ORATE is another good one if you want to get 3 vowels off the board with your first guess.
And I agree - my second guess often utilizes a bit of learning from the first guess. Today I got 3 of the letters out of my first guess, all out of order. My second guess went entirely with different letters, and gave me a fourth letter. Which basically eliminated all the other possible words, so I got it on try #3.
That brings up an interesting point. It seems that the website everyone is using is based in the UK. At some point, are most of us Yanks going to miss because the answer is an unfamiliar British term or has a peculiar British spelling? For example, I suspect that the word 'craic' is more familiar among Brits than Americans.
Yes, his "reformed mode of spelling" was quite interesting...very hard for me to decipher now that I know actual English (see example below). At least, he succeeded with Daniel Webster in getting rid of silly "u's" in spellings. Interestingly, I have a book about teaching kids to read and it makes some "adjustments" to letters to make it more phonetic, including a new symbol or two for sounds that don't exist with a single letter. Not too different that Franklin in its goal, but the execution is much different and it's much closer to how we do things.

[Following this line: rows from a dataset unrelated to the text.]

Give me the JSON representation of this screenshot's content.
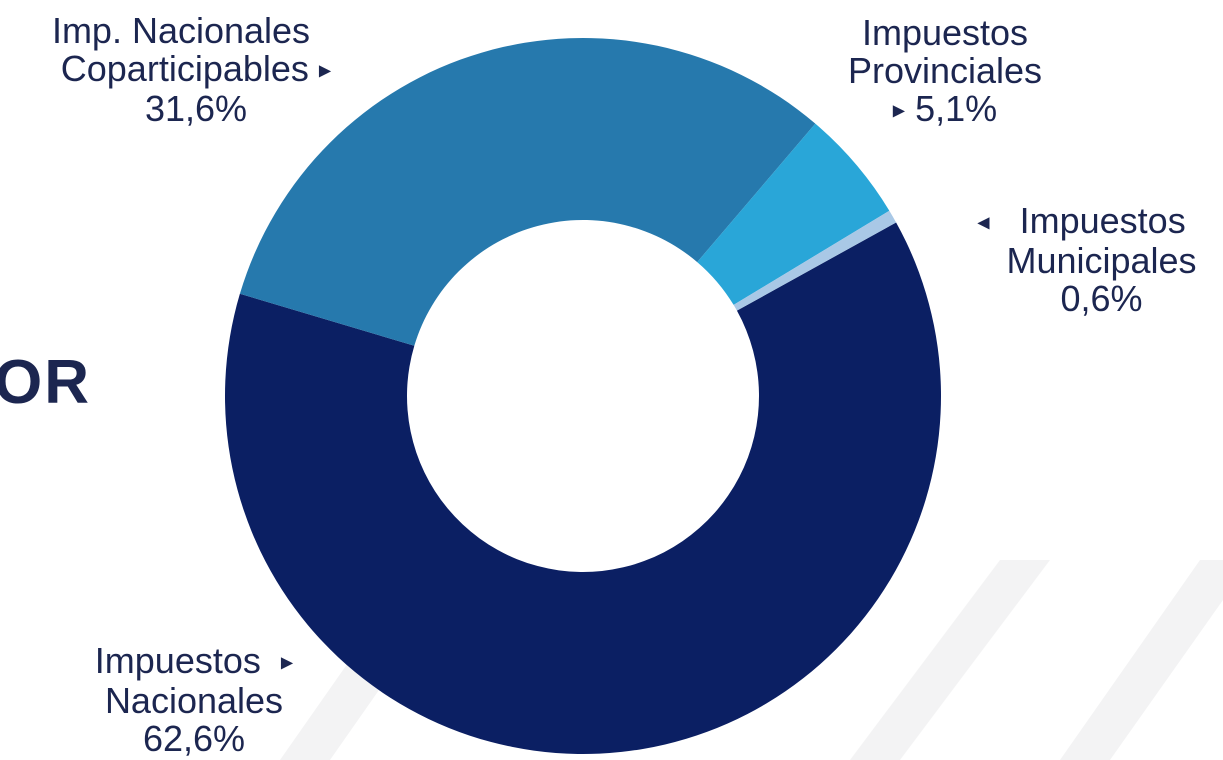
{
  "page": {
    "title_fragment": [
      "OR",
      ""
    ]
  },
  "chart_data": {
    "type": "pie",
    "donut": true,
    "categories": [
      "Impuestos Nacionales",
      "Imp. Nacionales Coparticipables",
      "Impuestos Provinciales",
      "Impuestos Municipales"
    ],
    "values": [
      62.6,
      31.6,
      5.1,
      0.6
    ],
    "units": "%",
    "colors": [
      "#0b1f63",
      "#2679ad",
      "#29a6d8",
      "#a9c8e6"
    ],
    "labels": {
      "coparticipables": {
        "line1": "Imp. Nacionales",
        "line2": "Coparticipables",
        "pct": "31,6%"
      },
      "provinciales": {
        "line1": "Impuestos",
        "line2": "Provinciales",
        "pct": "5,1%"
      },
      "municipales": {
        "line1": "Impuestos",
        "line2": "Municipales",
        "pct": "0,6%"
      },
      "nacionales": {
        "line1": "Impuestos",
        "line2": "Nacionales",
        "pct": "62,6%"
      }
    },
    "arrow_glyphs": {
      "right": "▶",
      "left": "◀"
    },
    "legend": "none"
  }
}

https://archive.org/details/politica...p?view=theater
Reformed Mode of Spelling.jpg
This really doesn’t answer the “why” part but for those who don’t know, Wordle publishes downloadable lists of all acceptable guess words and and all possible solution words. (They aren’t the same.)
On a related note I did consider “soare” at one point. I created an Excel spreadsheet of their possible solution words. From that I created frequency distributions for letter use overall and by position (1st letter, 2nd letter…, 5th letter). Using that info I noticed the SOARE letter combination as a great initial guess but skipped over it because I assumed it wasn’t a word.

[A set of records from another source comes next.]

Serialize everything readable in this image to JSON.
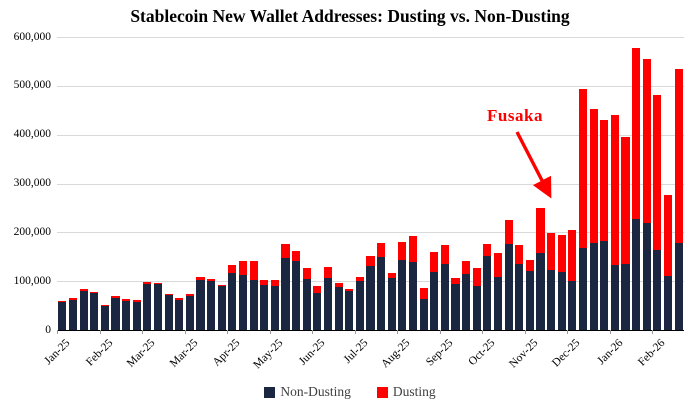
{
  "title": "Stablecoin New Wallet Addresses: Dusting vs. Non-Dusting",
  "annotation": {
    "label": "Fusaka"
  },
  "legend": [
    {
      "label": "Non-Dusting",
      "color": "#1b2740"
    },
    {
      "label": "Dusting",
      "color": "#fe0000"
    }
  ],
  "colors": {
    "background": "#ffffff",
    "non_dusting": "#1b2740",
    "dusting": "#fe0000",
    "gridline": "#d9d9d9",
    "axis": "#000000",
    "annotation": "#fe0000"
  },
  "chart_data": {
    "type": "bar",
    "stacked": true,
    "title": "Stablecoin New Wallet Addresses: Dusting vs. Non-Dusting",
    "xlabel": "",
    "ylabel": "",
    "ylim": [
      0,
      600000
    ],
    "y_ticks": [
      0,
      100000,
      200000,
      300000,
      400000,
      500000,
      600000
    ],
    "y_tick_labels": [
      "0",
      "100,000",
      "200,000",
      "300,000",
      "400,000",
      "500,000",
      "600,000"
    ],
    "grid": true,
    "legend_position": "bottom-center",
    "frequency": "weekly",
    "x_tick_every": 4,
    "x_tick_labels": [
      "Jan-25",
      "Feb-25",
      "Mar-25",
      "Mar-25",
      "Apr-25",
      "May-25",
      "Jun-25",
      "Jul-25",
      "Aug-25",
      "Sep-25",
      "Oct-25",
      "Nov-25",
      "Dec-25",
      "Jan-26",
      "Feb-26"
    ],
    "annotation_target_bar_index": 45,
    "series": [
      {
        "name": "Non-Dusting",
        "color": "#1b2740",
        "values": [
          57000,
          62000,
          79000,
          75000,
          50000,
          66000,
          59000,
          58000,
          95000,
          94000,
          71000,
          62000,
          70000,
          103000,
          101000,
          90000,
          117000,
          112000,
          102000,
          92000,
          90000,
          147000,
          141000,
          105000,
          75000,
          107000,
          88000,
          80000,
          100000,
          131000,
          150000,
          107000,
          143000,
          140000,
          64000,
          119000,
          135000,
          95000,
          114000,
          90000,
          152000,
          108000,
          177000,
          136000,
          121000,
          157000,
          123000,
          119000,
          100000,
          167000,
          179000,
          183000,
          134000,
          136000,
          227000,
          220000,
          164000,
          110000,
          179000
        ]
      },
      {
        "name": "Dusting",
        "color": "#fe0000",
        "values": [
          3000,
          3000,
          4000,
          3000,
          2000,
          3000,
          4000,
          3000,
          3000,
          3000,
          3000,
          3000,
          4000,
          5000,
          4000,
          3000,
          16000,
          30000,
          39000,
          11000,
          12000,
          30000,
          21000,
          21000,
          15000,
          22000,
          9000,
          4000,
          9000,
          20000,
          28000,
          9000,
          38000,
          52000,
          22000,
          41000,
          39000,
          11000,
          27000,
          37000,
          25000,
          49000,
          48000,
          39000,
          22000,
          92000,
          76000,
          76000,
          105000,
          326000,
          274000,
          248000,
          306000,
          260000,
          350000,
          335000,
          317000,
          167000,
          356000
        ]
      }
    ]
  }
}
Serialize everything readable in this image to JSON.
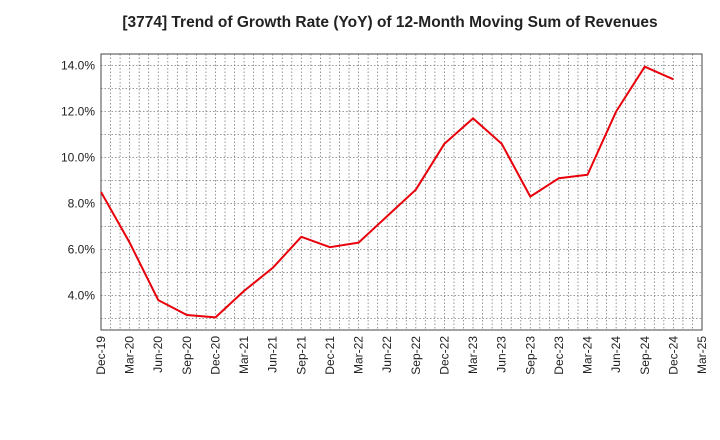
{
  "chart_data": {
    "type": "line",
    "title": "[3774]  Trend of Growth Rate (YoY) of 12-Month Moving Sum of Revenues",
    "xlabel": "",
    "ylabel": "",
    "x_tick_labels": [
      "Dec-19",
      "Mar-20",
      "Jun-20",
      "Sep-20",
      "Dec-20",
      "Mar-21",
      "Jun-21",
      "Sep-21",
      "Dec-21",
      "Mar-22",
      "Jun-22",
      "Sep-22",
      "Dec-22",
      "Mar-23",
      "Jun-23",
      "Sep-23",
      "Dec-23",
      "Mar-24",
      "Jun-24",
      "Sep-24",
      "Dec-24",
      "Mar-25"
    ],
    "ylim": [
      2.5,
      14.5
    ],
    "y_ticks": [
      4.0,
      6.0,
      8.0,
      10.0,
      12.0,
      14.0
    ],
    "y_tick_labels": [
      "4.0%",
      "6.0%",
      "8.0%",
      "10.0%",
      "12.0%",
      "14.0%"
    ],
    "grid": true,
    "series": [
      {
        "color": "#e8000b",
        "x": [
          "Dec-19",
          "Mar-20",
          "Jun-20",
          "Sep-20",
          "Dec-20",
          "Mar-21",
          "Jun-21",
          "Sep-21",
          "Dec-21",
          "Mar-22",
          "Jun-22",
          "Sep-22",
          "Dec-22",
          "Mar-23",
          "Jun-23",
          "Sep-23",
          "Dec-23",
          "Mar-24",
          "Jun-24",
          "Sep-24",
          "Dec-24"
        ],
        "values": [
          8.5,
          6.3,
          3.8,
          3.15,
          3.05,
          4.2,
          5.2,
          6.55,
          6.1,
          6.3,
          7.45,
          8.6,
          10.6,
          11.7,
          10.6,
          8.3,
          9.1,
          9.25,
          12.0,
          13.95,
          13.4
        ]
      }
    ]
  }
}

(Thinking back I’m pretty certain I HAD seen someone else mentioning SOARE before but forgot about it until just now.)
Hard at work making beautiful things.
After having back to back days of getting it on the 4th and 5th guess, I was probably a bit gun-shy and wanted to get back to getting it right on the 3rd try again .
If I get back to getting it on the third try repeatedly (and if I get 3-4 of the letters on the 1st guess again), I'll probably start going for it on guess #2.
That was me. I don't enter CLAIM unless TERNS (now RENTS) gets me nowhere. I played one (not Wordle, but on this site) where RENTS, CLAIM, and BOUGH got me a total of one yellow letter, but I still solved it on the fourth guess:
hellowordl01.jpg
I have a feeling that if Wordle ever does the word PUPPY, it would break so many people.
Today was my second try. Yesterday I finally managed to get the word on the sixth attempt. Today was much easier, and I got it on the third try. Thinking about the methodology overnight following my first experience, I decided to use the word "TEARS" as my opening "bid," since it incorporates some of the most commonly used letters. It would have been fruitless yesterday, of course; but today it facilitated a quick solution.
Wordle 221 3/6
⬛⬛🟩⬛⬛
⬛⬛🟩⬛⬛
🟩🟩🟩🟩🟩
Four again, just can't quite make it to three
Wordle 221 4/6
⬜⬜⬜⬜⬜
⬜🟨⬜🟨⬜
⬜⬜🟩🟩🟩
🟩🟩🟩🟩🟩
third try
Wordle 221 3/6*
⬜⬜🟩⬜⬜
⬜⬜🟩🟩🟨
🟩🟩🟩🟩🟩
Wordle 221 4/6*
⬛⬛⬛🟨⬛
⬛⬛⬛⬛🟨
🟩🟨🟨🟨⬛
🟩🟩🟩🟩🟩
I think I play differently from most. I'm not really trying to optimize guesses, and I intentionally start with a different word each time I play (or at least a different word than I've used in recent memory). I mostly just think of it as a throwaway puzzle that's going to take me no more than five minutes. I'm happy with a quick four guesses.